Wednesday, 25 November 2009

Fictional Eaters

Time, she can creep by without any call to notice her.

But, that's not what I wanted to write about. Part of my Pop Culture Homework Assignment for the summer was to watch The Gilmore Girls. (What a Pop Culture Homework Assignment is and the fact that its not been the summer for ages will not be things I discuss in this post. ;) ) Its a good show; its funny. The Gilmore Girls is that tale of a single Mother and her teenage daughter and it chronicles the lives of the ladies from the last two years of high school for the daughter through her college years. The show is full of rapid-fire, clever dialogue and this is likely part of its appeal. And, that's all fine. But, there was at least one thing I found troubling about the show: the amount of food the two main characters eat.
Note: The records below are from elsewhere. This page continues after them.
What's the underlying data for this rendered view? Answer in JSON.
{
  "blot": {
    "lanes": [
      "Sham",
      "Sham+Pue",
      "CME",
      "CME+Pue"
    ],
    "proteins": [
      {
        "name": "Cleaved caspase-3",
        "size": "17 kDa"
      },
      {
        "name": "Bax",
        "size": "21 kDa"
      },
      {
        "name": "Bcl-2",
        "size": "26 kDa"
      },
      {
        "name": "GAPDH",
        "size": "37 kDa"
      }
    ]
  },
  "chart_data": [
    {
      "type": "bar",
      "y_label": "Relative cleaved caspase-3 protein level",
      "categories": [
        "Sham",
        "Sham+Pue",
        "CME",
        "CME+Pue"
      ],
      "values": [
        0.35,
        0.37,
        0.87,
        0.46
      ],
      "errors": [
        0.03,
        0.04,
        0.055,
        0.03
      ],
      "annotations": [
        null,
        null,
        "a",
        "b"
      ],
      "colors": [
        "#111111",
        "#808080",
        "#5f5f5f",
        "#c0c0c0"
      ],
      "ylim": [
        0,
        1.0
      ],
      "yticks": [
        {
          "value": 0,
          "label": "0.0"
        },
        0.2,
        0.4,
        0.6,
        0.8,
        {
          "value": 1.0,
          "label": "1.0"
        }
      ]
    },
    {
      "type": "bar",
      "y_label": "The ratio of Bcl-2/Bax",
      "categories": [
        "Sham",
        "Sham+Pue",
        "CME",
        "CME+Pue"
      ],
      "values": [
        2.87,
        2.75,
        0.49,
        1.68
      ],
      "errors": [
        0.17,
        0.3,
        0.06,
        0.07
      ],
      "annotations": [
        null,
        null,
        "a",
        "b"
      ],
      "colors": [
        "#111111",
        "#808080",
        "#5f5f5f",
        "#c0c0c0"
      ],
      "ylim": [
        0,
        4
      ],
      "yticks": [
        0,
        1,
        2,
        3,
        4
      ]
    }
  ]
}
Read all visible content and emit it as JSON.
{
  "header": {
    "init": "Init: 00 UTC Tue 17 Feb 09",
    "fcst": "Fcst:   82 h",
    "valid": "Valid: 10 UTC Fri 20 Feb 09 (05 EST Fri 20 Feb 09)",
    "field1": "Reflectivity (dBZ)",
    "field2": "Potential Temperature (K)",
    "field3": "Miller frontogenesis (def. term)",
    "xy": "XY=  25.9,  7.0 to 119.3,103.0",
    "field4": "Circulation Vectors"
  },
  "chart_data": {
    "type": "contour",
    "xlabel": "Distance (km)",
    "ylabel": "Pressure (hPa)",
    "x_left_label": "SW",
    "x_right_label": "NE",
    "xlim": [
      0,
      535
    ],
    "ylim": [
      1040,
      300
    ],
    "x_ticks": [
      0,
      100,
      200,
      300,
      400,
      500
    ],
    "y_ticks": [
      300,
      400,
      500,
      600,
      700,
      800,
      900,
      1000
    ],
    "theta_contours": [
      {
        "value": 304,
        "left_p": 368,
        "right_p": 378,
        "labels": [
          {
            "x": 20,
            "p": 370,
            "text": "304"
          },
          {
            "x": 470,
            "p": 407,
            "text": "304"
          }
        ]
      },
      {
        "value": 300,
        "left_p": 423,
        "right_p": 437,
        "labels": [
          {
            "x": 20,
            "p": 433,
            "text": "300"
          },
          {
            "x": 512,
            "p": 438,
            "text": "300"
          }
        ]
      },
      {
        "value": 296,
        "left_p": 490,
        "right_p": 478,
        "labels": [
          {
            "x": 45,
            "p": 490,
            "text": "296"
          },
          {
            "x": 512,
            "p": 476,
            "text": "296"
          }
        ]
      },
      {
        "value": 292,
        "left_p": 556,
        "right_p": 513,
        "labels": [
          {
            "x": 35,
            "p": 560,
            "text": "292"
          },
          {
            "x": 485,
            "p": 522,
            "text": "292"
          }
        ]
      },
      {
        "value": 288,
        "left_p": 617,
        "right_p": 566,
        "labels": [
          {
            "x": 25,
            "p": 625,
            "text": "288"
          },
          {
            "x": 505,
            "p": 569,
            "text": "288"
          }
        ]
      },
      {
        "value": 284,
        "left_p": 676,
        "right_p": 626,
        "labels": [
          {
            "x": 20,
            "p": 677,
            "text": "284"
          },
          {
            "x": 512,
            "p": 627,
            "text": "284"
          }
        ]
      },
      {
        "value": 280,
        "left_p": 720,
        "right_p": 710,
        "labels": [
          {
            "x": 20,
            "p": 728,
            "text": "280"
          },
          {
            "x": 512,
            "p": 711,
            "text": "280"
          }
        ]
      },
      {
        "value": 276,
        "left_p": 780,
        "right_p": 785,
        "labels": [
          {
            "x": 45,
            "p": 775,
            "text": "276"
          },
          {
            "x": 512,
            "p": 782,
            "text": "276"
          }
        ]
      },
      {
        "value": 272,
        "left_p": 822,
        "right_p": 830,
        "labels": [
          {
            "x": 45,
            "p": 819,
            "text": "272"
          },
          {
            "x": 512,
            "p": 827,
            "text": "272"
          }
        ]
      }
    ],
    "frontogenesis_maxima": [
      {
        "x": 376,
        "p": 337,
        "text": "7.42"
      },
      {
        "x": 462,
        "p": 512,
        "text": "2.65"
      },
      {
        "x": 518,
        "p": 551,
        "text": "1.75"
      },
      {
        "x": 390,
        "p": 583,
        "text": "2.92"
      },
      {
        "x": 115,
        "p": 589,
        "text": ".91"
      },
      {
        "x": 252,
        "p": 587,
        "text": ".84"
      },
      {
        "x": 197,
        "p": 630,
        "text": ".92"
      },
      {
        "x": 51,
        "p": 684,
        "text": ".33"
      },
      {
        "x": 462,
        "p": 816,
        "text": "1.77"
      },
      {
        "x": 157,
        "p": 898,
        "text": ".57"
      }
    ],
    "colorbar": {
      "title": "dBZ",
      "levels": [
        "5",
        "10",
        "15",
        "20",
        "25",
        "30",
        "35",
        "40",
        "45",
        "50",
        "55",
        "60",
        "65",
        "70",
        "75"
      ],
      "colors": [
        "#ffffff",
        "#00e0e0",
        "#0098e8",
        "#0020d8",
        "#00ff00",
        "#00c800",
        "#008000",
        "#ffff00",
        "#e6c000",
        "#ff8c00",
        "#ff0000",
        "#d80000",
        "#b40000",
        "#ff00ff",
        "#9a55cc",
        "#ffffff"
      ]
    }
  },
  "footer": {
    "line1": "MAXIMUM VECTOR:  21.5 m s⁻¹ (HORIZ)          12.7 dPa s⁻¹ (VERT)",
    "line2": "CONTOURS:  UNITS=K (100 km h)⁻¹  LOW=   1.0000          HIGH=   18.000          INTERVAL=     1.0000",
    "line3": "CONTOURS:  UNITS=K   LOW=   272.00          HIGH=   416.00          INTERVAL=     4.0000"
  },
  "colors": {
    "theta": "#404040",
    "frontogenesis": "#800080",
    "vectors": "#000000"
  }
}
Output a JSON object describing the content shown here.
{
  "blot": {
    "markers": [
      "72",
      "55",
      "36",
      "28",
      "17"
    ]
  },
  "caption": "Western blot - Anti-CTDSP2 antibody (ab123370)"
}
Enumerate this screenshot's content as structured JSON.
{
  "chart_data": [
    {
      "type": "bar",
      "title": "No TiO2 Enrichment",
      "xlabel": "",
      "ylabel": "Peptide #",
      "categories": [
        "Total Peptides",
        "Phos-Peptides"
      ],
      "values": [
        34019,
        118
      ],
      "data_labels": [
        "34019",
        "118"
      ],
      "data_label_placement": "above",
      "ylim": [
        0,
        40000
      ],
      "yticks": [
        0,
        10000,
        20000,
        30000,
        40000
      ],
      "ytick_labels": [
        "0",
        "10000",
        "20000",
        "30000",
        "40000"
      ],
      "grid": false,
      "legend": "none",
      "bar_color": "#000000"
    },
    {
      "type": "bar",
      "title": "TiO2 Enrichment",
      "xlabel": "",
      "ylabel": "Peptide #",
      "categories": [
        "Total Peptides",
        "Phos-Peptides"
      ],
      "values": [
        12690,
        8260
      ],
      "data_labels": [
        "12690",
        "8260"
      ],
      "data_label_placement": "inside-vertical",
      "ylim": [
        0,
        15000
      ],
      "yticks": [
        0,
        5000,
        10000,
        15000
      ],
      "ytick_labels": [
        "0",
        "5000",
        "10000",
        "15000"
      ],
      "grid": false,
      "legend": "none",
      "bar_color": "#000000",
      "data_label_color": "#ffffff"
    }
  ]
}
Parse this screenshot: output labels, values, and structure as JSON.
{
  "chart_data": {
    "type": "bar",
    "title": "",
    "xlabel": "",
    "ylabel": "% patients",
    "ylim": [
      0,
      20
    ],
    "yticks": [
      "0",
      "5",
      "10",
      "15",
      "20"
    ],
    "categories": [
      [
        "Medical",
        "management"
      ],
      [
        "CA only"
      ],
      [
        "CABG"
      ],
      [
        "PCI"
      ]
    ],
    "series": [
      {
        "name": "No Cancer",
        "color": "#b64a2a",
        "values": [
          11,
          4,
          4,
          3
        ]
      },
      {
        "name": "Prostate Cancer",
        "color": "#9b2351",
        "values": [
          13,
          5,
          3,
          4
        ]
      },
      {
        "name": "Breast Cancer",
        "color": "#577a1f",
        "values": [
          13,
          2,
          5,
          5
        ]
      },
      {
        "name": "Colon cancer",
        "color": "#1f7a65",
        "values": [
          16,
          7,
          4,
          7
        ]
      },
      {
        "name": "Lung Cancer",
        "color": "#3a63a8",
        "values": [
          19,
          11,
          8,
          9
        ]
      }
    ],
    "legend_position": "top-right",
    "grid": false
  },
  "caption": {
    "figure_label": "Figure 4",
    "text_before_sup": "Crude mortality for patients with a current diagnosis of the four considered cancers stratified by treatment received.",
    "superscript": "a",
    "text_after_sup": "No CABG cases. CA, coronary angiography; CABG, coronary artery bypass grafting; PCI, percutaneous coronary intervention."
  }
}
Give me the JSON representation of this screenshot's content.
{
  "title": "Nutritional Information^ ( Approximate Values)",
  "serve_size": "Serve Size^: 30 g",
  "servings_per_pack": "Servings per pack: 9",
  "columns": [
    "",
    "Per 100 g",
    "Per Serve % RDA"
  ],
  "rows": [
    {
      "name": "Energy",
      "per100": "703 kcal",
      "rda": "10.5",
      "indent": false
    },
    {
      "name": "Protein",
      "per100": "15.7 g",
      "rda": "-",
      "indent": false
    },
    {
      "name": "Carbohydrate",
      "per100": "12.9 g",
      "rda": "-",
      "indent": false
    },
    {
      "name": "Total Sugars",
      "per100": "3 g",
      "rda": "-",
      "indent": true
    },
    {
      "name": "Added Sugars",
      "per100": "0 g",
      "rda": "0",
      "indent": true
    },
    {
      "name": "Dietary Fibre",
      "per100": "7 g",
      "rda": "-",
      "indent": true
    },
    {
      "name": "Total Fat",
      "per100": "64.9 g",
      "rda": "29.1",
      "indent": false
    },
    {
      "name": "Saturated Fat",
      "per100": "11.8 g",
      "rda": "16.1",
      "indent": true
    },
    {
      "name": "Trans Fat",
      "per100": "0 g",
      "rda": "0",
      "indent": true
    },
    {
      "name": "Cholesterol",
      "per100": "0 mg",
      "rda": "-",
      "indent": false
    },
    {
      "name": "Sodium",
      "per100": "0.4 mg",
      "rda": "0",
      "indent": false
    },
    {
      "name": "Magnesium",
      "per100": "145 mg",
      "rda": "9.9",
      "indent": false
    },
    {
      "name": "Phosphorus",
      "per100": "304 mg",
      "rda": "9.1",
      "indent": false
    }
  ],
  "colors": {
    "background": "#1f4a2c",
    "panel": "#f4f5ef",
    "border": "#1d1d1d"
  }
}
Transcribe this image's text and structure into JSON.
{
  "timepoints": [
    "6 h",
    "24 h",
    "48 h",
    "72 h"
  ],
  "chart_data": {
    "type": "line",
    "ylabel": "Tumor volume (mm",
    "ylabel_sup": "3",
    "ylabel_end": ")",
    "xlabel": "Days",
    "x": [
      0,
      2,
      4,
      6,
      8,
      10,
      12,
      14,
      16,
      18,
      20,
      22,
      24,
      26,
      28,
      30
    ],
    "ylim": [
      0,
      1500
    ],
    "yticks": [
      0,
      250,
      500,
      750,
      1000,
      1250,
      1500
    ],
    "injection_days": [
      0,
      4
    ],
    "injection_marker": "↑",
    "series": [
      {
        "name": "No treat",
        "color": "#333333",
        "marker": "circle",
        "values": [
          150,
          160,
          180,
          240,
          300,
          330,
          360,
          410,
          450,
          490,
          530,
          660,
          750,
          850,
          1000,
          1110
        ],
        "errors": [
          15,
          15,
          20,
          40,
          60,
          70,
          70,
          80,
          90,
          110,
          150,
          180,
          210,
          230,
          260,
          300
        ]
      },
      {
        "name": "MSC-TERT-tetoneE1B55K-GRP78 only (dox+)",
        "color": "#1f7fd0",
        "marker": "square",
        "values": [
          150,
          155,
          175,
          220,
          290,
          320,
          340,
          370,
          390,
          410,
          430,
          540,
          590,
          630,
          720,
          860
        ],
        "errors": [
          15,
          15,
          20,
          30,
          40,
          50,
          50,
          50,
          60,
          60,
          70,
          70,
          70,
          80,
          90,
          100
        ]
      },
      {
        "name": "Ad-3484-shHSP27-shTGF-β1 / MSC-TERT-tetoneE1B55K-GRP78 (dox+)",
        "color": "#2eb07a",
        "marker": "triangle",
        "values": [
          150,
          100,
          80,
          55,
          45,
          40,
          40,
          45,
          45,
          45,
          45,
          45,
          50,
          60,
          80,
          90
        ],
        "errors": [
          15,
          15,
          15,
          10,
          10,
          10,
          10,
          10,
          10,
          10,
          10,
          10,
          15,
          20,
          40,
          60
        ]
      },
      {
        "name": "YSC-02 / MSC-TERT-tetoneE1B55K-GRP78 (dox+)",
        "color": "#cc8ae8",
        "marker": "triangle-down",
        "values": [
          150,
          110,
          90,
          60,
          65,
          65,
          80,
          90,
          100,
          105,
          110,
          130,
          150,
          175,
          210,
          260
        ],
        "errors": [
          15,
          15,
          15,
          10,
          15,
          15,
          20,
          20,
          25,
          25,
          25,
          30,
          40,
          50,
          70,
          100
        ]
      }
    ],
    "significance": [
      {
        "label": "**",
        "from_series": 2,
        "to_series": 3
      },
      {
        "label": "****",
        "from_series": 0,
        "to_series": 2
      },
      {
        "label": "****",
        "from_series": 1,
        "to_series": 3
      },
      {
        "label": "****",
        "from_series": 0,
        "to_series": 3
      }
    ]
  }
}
They make a joke about how they are famous eaters and often show them ordering large amounts of crazy things. You'll see Lorelai (the mother played by Lauren Graham) leave the local grocers with a huge nachos and a slurpee or Rory (the daughter played by Alexis Bledel) and her boyfriend will joke about the look on the waiter's face when she's ordered 14 different high calorie things at a restaurant and finished them all. In the show, they are shown sitting on a squash court having a chat and Lorelai once uses an old gym membership card to pick a lock ("Did you ever go?" "No, I'd just had Rory and I was embarrassed by the baby fat.") and there is an episode where Lorelai rides her bike to work because her car has died. Aside from that, these women are never seen exercising or going to or coming from a gym or eating a vegetable.

Now, this confuses me. Since they never had a story arc about someone over-exercising or having anorexia, it doesn't surprise me that their diets/lifestyle choices weren't something that was really discussed or shown. But, it seemed in the show that their eating was something that was portrayed as a quirk of the characters, or a cute character trait that was utterly adorable and that any man would find attractive. The message seemed to be, "Skinny girls can eat whatever they want, and its adorable." Which, I don't think was the intent of the writers, but it still makes me uncomfortable. Its interesting to me that a show that has many feminist leanings would be so blatant in its reinforcing of this one stereotype.